The city's aviation department still uses human-operated mowers and tractors for the flatter patches of grass buffering the airport's runways and tarmacs, according to Aaron Frame, the department's deputy commissioner of environment.

But the jagged terrain and thorny overgrowth just outside the airfield call for a different kind of landscaping crew.

In less than a month, the herd has torn through almost 16 acres of willows and weeds at the northern edge of the airport grounds, leaving a barren plain of buzzed grass in their wake.

The goats are unique for their ability to "eat just about anything," according to Ben Robel, a shepherd with Wisconsin-based Vegetation Solutions LLC, the company contracted by the city.

"They evolved in rocky environments without a whole lot of vegetation, so their stomachs are built to digest things that cows and other animals would find toxic," Robel said.

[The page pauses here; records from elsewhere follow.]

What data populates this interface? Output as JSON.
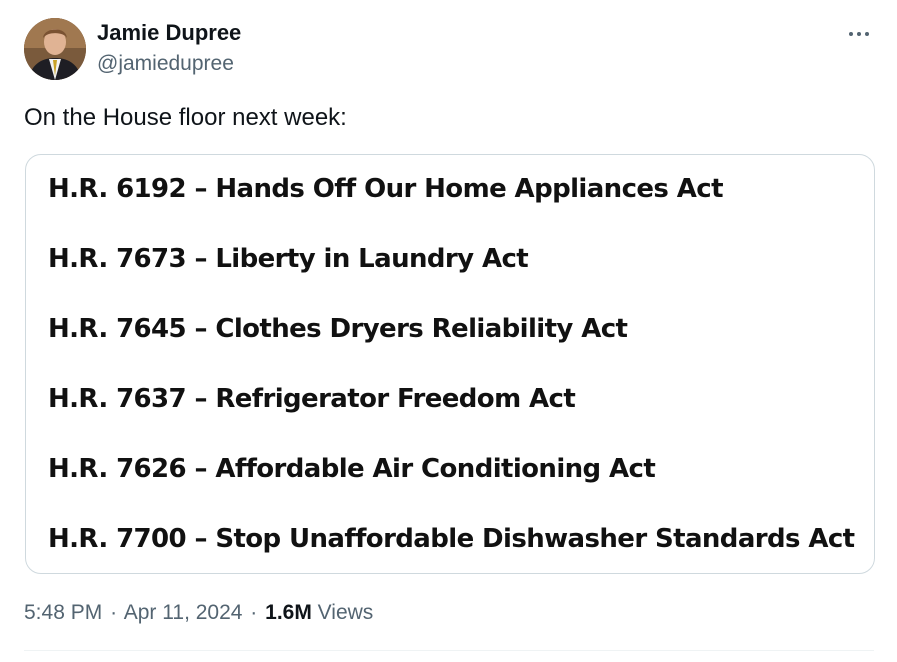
{
  "author": {
    "display_name": "Jamie Dupree",
    "handle": "@jamiedupree"
  },
  "menu": {
    "more_icon": "more-horizontal-icon"
  },
  "tweet": {
    "text": "On the House floor next week:"
  },
  "media": {
    "bills": [
      "H.R. 6192 – Hands Off Our Home Appliances Act",
      "H.R. 7673 – Liberty in Laundry Act",
      "H.R. 7645 – Clothes Dryers Reliability Act",
      "H.R. 7637 – Refrigerator Freedom Act",
      "H.R. 7626 – Affordable Air Conditioning Act",
      "H.R. 7700 – Stop Unaffordable Dishwasher Standards Act"
    ]
  },
  "meta": {
    "time": "5:48 PM",
    "separator": "·",
    "date": "Apr 11, 2024",
    "views_count": "1.6M",
    "views_label": "Views"
  },
  "colors": {
    "text_primary": "#0f1419",
    "text_secondary": "#536471",
    "border": "#cfd9de"
  }
}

They can also be more thorough than mowers, gobbling up seeds and roots instead of just snipping their stems, according to Greg Martinelli, a wildlife biologist with the U.S. Department of Agriculture.

Martinelli is one of three biologists employed by the airport to scope out nearby wildlife and keep it from interfering with arriving or departing planes, he said.

"We can sometimes get birds or smaller mammals going across the runway, so we're trying to eliminate cover for them," Martinelli said. "And those are the kinds of habitats that are the hardest to get to with machinery."